Mexican investigators have recovered black plastic garbage bags containing dozens of burned human bones, ashes and other remains they believe may belong to 43 college students last seen being led away by police nearly a month and a half ago.
The remains match information from three detained suspects who described in great detail how they loaded the students in the back of two cargo trucks, killed them, burned and chopped up the bodies and tossed them in bags into a river, Atty. Gen. Jesus Murillo Karam said Friday.
The evidence "points to the homicide of a large number of people," he said. He stopped short of declaring the dead to be the students, however, saying the condition of the remains will make identification difficult.
Murillo Karam met earlier with the students' parents to brief them on what he called "very regrettable" findings. The remains were found along the river in Cocula, in Guerrero state, and near where the students were captured in the city of Iguala, about 120 miles south of Mexico City.
Authorities have said they believe the students were intercepted by police from Iguala and Cocula, transported to a deserted area between the two towns and handed over to a local drug gang. The remains were found in the area where that exchange would have taken place.
Murillo Karam has said the order to intercept the students came from Jose Luis Abarca, then the mayor of Iguala, who feared they would disrupt a party his wife was presiding over. Abarca and his wife, Maria de los Angeles Pineda, were fugitives until their arrest this week. More than 70 people, many of them police, have been arrested so far.
Murillo Karam's presentation offered the most clear-cut description to date of what probably happened to the students, freshmen from a rural teachers college for the poor.

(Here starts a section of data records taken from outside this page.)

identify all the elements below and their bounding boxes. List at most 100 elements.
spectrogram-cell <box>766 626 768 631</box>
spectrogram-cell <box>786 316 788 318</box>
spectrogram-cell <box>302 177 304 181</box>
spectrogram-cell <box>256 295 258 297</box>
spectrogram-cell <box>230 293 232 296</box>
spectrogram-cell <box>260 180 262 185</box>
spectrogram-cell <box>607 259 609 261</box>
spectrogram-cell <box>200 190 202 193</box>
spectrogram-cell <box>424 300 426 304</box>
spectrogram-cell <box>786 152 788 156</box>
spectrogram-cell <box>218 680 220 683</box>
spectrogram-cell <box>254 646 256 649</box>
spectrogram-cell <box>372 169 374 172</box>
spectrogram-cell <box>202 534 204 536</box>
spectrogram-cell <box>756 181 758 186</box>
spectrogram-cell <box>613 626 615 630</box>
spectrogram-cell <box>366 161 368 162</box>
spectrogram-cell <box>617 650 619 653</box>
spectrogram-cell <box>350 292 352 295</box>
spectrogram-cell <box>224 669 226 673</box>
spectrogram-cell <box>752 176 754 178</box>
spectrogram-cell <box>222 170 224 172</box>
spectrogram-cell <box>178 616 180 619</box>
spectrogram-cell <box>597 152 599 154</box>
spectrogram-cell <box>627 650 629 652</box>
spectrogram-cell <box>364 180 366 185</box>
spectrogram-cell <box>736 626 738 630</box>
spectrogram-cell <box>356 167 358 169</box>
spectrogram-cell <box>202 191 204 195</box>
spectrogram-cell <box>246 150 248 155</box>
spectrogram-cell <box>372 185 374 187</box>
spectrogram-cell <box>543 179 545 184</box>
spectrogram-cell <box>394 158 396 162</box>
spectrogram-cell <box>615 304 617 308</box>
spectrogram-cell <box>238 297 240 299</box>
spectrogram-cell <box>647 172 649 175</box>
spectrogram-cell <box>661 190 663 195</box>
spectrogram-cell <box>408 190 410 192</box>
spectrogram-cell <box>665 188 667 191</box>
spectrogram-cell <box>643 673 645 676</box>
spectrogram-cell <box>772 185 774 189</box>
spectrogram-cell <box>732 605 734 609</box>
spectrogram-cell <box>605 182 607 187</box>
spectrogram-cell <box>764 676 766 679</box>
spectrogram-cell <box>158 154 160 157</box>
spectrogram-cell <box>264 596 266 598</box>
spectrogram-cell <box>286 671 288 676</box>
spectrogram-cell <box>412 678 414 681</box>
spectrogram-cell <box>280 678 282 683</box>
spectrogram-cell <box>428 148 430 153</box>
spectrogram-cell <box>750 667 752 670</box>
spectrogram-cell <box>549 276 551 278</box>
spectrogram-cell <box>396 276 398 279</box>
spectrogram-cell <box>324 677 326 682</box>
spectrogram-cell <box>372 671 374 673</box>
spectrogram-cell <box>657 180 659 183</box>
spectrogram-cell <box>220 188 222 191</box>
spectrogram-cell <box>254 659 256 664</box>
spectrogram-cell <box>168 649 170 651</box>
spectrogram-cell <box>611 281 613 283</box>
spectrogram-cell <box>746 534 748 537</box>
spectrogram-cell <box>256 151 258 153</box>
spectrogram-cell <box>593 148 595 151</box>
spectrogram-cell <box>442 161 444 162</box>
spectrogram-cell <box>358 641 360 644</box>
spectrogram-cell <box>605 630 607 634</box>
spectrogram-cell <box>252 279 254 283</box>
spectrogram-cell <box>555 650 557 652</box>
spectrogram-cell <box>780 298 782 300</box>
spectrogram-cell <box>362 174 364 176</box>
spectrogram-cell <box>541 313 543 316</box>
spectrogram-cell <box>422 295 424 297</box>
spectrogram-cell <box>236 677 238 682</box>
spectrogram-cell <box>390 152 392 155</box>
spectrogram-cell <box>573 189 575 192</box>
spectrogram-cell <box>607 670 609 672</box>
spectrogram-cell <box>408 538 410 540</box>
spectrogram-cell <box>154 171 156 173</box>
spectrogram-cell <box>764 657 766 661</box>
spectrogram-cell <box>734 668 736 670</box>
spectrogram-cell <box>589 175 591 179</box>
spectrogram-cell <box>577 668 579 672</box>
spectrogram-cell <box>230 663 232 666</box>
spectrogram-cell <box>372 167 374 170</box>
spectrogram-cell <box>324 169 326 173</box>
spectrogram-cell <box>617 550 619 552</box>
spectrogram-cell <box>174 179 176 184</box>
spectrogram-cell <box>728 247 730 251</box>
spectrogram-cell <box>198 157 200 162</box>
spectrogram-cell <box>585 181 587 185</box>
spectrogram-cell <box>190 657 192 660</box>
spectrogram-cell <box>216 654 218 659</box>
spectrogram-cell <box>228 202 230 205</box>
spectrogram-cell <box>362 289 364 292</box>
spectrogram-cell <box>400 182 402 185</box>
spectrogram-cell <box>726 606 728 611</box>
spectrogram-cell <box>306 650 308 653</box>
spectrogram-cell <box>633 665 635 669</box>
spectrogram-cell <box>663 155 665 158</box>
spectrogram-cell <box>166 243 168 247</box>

Still, the attorney general met with hostile questions from journalists who evinced skepticism over why it took so long to find the remains. Parents, too, in recent weeks have resisted believing the government versions of what happened, questioning whether it wouldn't take a large group to overpower 43 students.
"For us, as long as there is no proof, our sons are alive," one father, Felipe de la Cruz, said at a news conference held by the parents at the rural college in the town of Ayotzinapa, following Murillo Karam's presentation.
However the case is resolved, it has already exposed the deep penetration of criminal gangs in local police agencies and political leadership in Guerrero state and beyond.
Murillo Karam showed video confessions from three suspects who reenacted how they transported the students -- some died from suffocation piled in the back of a truck, one suspect said -- killed them and disposed of the bodies.
The fire to burn the bodies lasted from midnight of Sept. 26, just hours after the students were kidnapped, until midafternoon the next day, one of the suspects said. The bodies were piled with branches, tires and trash and gasoline and diesel were then poured on and ignited.
Teeth found among the remains were so badly burned that they practically "turned to powder" when touched, Murillo Karam said.
"What I can tell you with certainty [is that] there was a homicide of many people," he said at the much-anticipated, hourlong news conference. "The statements of [the suspects], the work of the experts, what they found in each one of the tombs, the certainty of where the garbage bags were … I have no doubt that there was a mass homicide."
Now, he added, "I have to do everything in my power to identify [the remains] to know if these were the students."